Park City, UT (PRWEB) September 07, 2011
Six months ago Cole Sax made a documentary for his fellow students at Park City High School. This week it will be shown to an international audience gathered in New York City to honor the 10th anniversary of the historic terrorist attacks.
“ I created “88 and Sunny” as a therapeutic exercise for my friend and classmate Garrett Shlaag, who lost his father in the World Trade Center tragedy”, explained Sax. “ I just wanted to help Garrett express and share the complex range of emotions he’s forced to deal with every day.”

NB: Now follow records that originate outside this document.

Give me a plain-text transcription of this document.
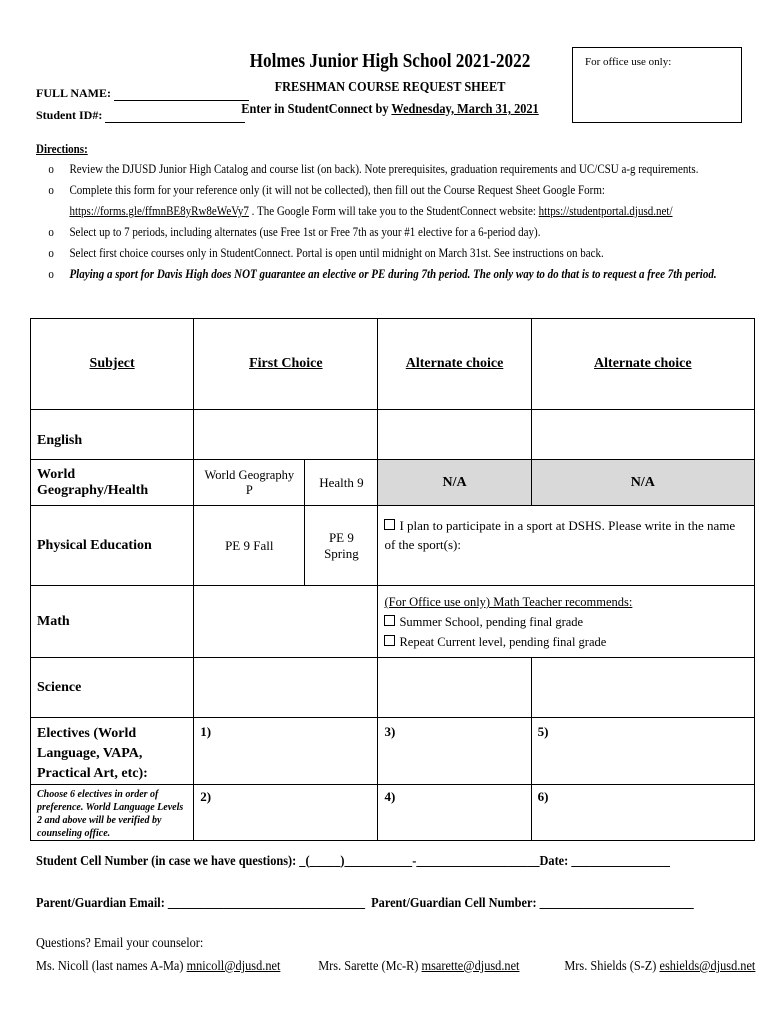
Holmes Junior High School 2021-2022	For office use only:
FRESHMAN COURSE REQUEST SHEET
Enter in StudentConnect by Wednesday, March 31, 2021
FULL NAME:
Student ID#:
Directions:
o Review the DJUSD Junior High Catalog and course list (on back). Note prerequisites, graduation requirements and UC/CSU a-g requirements.
o Complete this form for your reference only (it will not be collected), then fill out the Course Request Sheet Google Form:
https://forms.gle/ffmnBE8yRw8eWeVy7 . The Google Form will take you to the StudentConnect website: https://studentportal.djusd.net/
o Select up to 7 periods, including alternates (use Free 1st or Free 7th as your #1 elective for a 6-period day).
o Select first choice courses only in StudentConnect. Portal is open until midnight on March 31st. See instructions on back.
o Playing a sport for Davis High does NOT guarantee an elective or PE during 7th period. The only way to do that is to request a free 7th period.
Subject	First Choice		Alternate choice	Alternate choice
English				
World Geography/Health	World Geography P	Health 9	N/A	N/A
Physical Education	PE 9 Fall	PE 9 Spring	I plan to participate in a sport at DSHS. Please write in the name of the sport(s):	
Math			(For Office use only) Math Teacher recommends:
Summer School, pending final grade
Repeat Current level, pending final grade	

Science				
Electives (World Language, VAPA, Practical Art, etc):	1)		3)	5)

Choose 6 electives in order of preference. World Language Levels 2 and above will be verified by counseling office.	2)		4)	6)
Student Cell Number (in case we have questions): _(_____)___________-____________________Date: ________________
Parent/Guardian Email: ________________________________ Parent/Guardian Cell Number: _________________________
Questions? Email your counselor:
Ms. Nicoll (last names A-Ma) mnicoll@djusd.net	Mrs. Sarette (Mc-R) msarette@djusd.net	Mrs. Shields (S-Z) eshields@djusd.net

The film was brought to the attention of Michelle Ritter, CEO of The Twin Towers Orphan Funds. Ritter immediately summoned Sax to New York City so that he and the film could be featured at the organization’s red carpet gala to be held this Friday at The Metropolitan Pavilion.
“I’m just in awe of his work”, remarked Ritter. “It’s almost impossible to believe that Cole was just 18 when he made this. It’s an emotionally moving piece of art that indelibly marks all that view it.”
Sax, now a freshman majoring in film production at The University of Utah, is overwhelmed with the attention his documentary has received. Sax says he has received congratulatory emails from people all over the world who have seen the film online.
“When “88 and Sunny” won my high school film festival, I was really excited…but never in my wildest dreams did I think it would lead to all this”, Sax added.